La otra vida de "El hombre de las mil caras"

Francisco Paesa: ‘El agente secreto de humo’

Un tipo con mil identidades pero el suficiente amor propio como para afirmar, en una entrevista, que el mayor amor de su vida ha sido... él mismo

A Paesa siempre le ha gustado darle a sus cosas un aire literario o de película. Ha sido escurridizo y al mismo tiempo exhibicionista

ha resucitado. El ‘Hombre de Humo’ se ha hecho materia.

Coincidiendo con el estreno en cines y poco antes de la presentación este sábado en el Festiva de San Sebastián, donde opta a la Concha de Oro, de ‘El hombre de las mil caras’, el filme donde el director Alberto Rodríguez ha rescatado la figura del espía más famoso del país, Francisco Paesa, la revista ‘Vanity Fair’ le ha entrevistado en exclusiva en París.

Esa capacidad para salir indemne de casi cualquier circunstancia límite, es el rasgo de la personalidad de Paesa que más fascina a José María Irujo.

El periodista de El País que, junto a Pepe macca y cuando ambos laboraban para ‘El Mundo’ contribuyó a destapar el Caso Roldán en 1993, es uno de los que con más perseverancia ha seguido la pista, durante dos décadas, del escurridizo personaje.

Un hombre cuya atribulada vida ha sido convertida por Alberto Rodríguez en una película que se estrena en el Festival de cine de San Sebastián: El hombre de las mil caras.

Paesa, el exagente secreto y diplomático que ayudó al exdirector de la Guardia Civil Luis Roldán a fugarse en 1994 -que en la película, producida por Zeta Cinema, está encarnado por el actor Eduard Fernández- afirma en la entrevista que le pidió a Roldán «que devolviera el dinero».

El exespía calcula en 16 millones de dólares de la época la cifra que este se llevó de los fondos reservados y de comisiones y revela que parte del dinero que retornó -«no todo»-, se entregó a la mujer de Roldán, Blanca Rodríguez Porto.

Un tipo hábil e imaginativo. Cuando la instrucción de la jueza Ana Ferrer en el Caso Roldán hizo aparecer su nombre una y otra vez, se vio obligado a orquestar una nueva performance: fingir su muerte por infarto en un país del Sureste asiático y publicar una esquela en El País. Era 1998, y antes de ‘morir’, vació sus cuentas. Nunca se sabe qué va a encontrarse uno en el Más Allá.

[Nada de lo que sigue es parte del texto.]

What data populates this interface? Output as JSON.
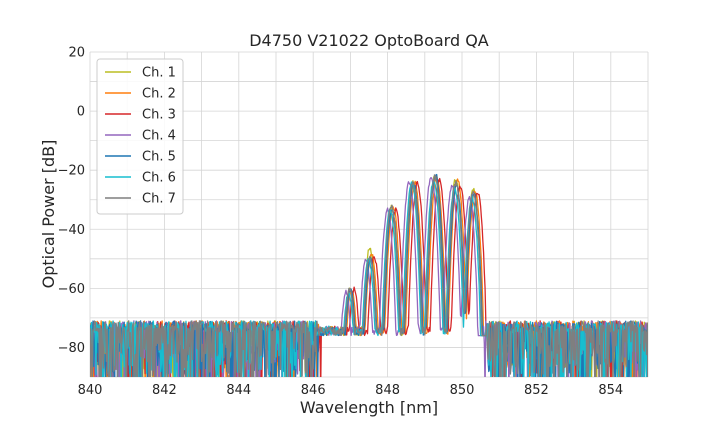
{
  "chart_data": {
    "type": "line",
    "title": "D4750 V21022 OptoBoard QA",
    "xlabel": "Wavelength [nm]",
    "ylabel": "Optical Power [dB]",
    "xlim": [
      840,
      855
    ],
    "ylim": [
      -90,
      20
    ],
    "xticks": [
      "840",
      "842",
      "844",
      "846",
      "848",
      "850",
      "852",
      "854"
    ],
    "yticks": [
      "20",
      "0",
      "−20",
      "−40",
      "−60",
      "−80"
    ],
    "xtick_values": [
      840,
      842,
      844,
      846,
      848,
      850,
      852,
      854
    ],
    "ytick_values": [
      20,
      0,
      -20,
      -40,
      -60,
      -80
    ],
    "grid": true,
    "legend_position": "top-left",
    "noise_floor_db": -74,
    "series": [
      {
        "name": "Ch. 1",
        "color": "#bcbd22",
        "shift_nm": 0.0,
        "peaks": [
          [
            846.45,
            -71
          ],
          [
            846.98,
            -58
          ],
          [
            847.52,
            -44
          ],
          [
            848.1,
            -30
          ],
          [
            848.68,
            -22
          ],
          [
            849.27,
            -20
          ],
          [
            849.83,
            -21
          ],
          [
            850.3,
            -24
          ]
        ]
      },
      {
        "name": "Ch. 2",
        "color": "#ff7f0e",
        "shift_nm": 0.05,
        "peaks": [
          [
            846.45,
            -71
          ],
          [
            846.98,
            -58
          ],
          [
            847.52,
            -46
          ],
          [
            848.1,
            -30
          ],
          [
            848.68,
            -22
          ],
          [
            849.27,
            -20
          ],
          [
            849.83,
            -21
          ],
          [
            850.3,
            -25
          ]
        ]
      },
      {
        "name": "Ch. 3",
        "color": "#d62728",
        "shift_nm": 0.12,
        "peaks": [
          [
            846.45,
            -71
          ],
          [
            846.98,
            -58
          ],
          [
            847.52,
            -47
          ],
          [
            848.1,
            -31
          ],
          [
            848.68,
            -22
          ],
          [
            849.27,
            -21
          ],
          [
            849.83,
            -23
          ],
          [
            850.3,
            -25
          ]
        ]
      },
      {
        "name": "Ch. 4",
        "color": "#9467bd",
        "shift_nm": -0.1,
        "peaks": [
          [
            846.45,
            -71
          ],
          [
            846.98,
            -59
          ],
          [
            847.52,
            -48
          ],
          [
            848.1,
            -31
          ],
          [
            848.68,
            -22
          ],
          [
            849.27,
            -20
          ],
          [
            849.83,
            -23
          ],
          [
            850.3,
            -27
          ]
        ]
      },
      {
        "name": "Ch. 5",
        "color": "#1f77b4",
        "shift_nm": 0.02,
        "peaks": [
          [
            846.45,
            -71
          ],
          [
            846.98,
            -58
          ],
          [
            847.52,
            -48
          ],
          [
            848.1,
            -31
          ],
          [
            848.68,
            -22
          ],
          [
            849.27,
            -19
          ],
          [
            849.83,
            -23
          ],
          [
            850.3,
            -26
          ]
        ]
      },
      {
        "name": "Ch. 6",
        "color": "#17becf",
        "shift_nm": -0.03,
        "peaks": [
          [
            846.45,
            -71
          ],
          [
            846.98,
            -59
          ],
          [
            847.52,
            -48
          ],
          [
            848.1,
            -31
          ],
          [
            848.68,
            -22
          ],
          [
            849.27,
            -21
          ],
          [
            849.83,
            -24
          ],
          [
            850.3,
            -27
          ]
        ]
      },
      {
        "name": "Ch. 7",
        "color": "#7f7f7f",
        "shift_nm": 0.0,
        "peaks": [
          [
            846.45,
            -71
          ],
          [
            846.98,
            -58
          ],
          [
            847.52,
            -47
          ],
          [
            848.1,
            -30
          ],
          [
            848.68,
            -22
          ],
          [
            849.27,
            -20
          ],
          [
            849.83,
            -22
          ],
          [
            850.3,
            -25
          ]
        ]
      }
    ]
  }
}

A Paesa siempre le ha gustado darle a sus cosas un aire literario o de película», explica el periodista. Ha sido escurridizo y al mismo tiempo exhibicionista.

Unos años antes de convertirse en un prestigioso agente de Interior, por hacer caer a la cúpula de ETA en la Operación Sokoa de 1985, Paesa había aparecido en el papel cuché como un próspero millonario español afincado en Ginebra y casado con la viuda del dictador Sukarno.

‘EL CASO GAL’

A Paesa se le dio por muerto en 1998 y en el 2004 se supo que seguía con vida pero su pista desapareció y, aunque no tiene causas pendientes en España, se mantiene en la sombra. Sobre su decisión de dejar el país en el 2000, cuenta en ‘Vanity Fair’ que no soportó que se juzgara al general de la Guardia Civil Enrique Rodríguez Galindo por el ‘caso Lasa y Zabala’, las primeras víctimas de los GAL.

«Era el tío más condecorado de España y lo condenaron por un etarra…».

De los expolicías, José Amedo y Michel Domínguez, también condenados por ello, añade que eran «incontrolables» y que solo conoció al primero en un prostíbulo bilbaíno: «Mostró el pistolón» en el cinto y gritó: «Yo soy el GAL».

Paesa cuenta que a Roldán, refugiado en París, solo quería «desaparecer» y que «lo bautizaron ‘el bebé’ porque gimoteaba constantemente y se escapaba para llamar a su esposa».

Sobre la esquela de Paesa que se publicó en la prensa en 1998, el exagente secreto recuerda que entonces estaba en una misión antiterrorista encargada por el Gobierno argentino en Tailandia y que tras ser herido y trasladado en un barco desapareció y estuvo seis meses en coma. Le daba igual, añade, fingir su muerte. «Ah, ¿que estoy muerto? Bueno, pues estoy muerto, ¿y qué?».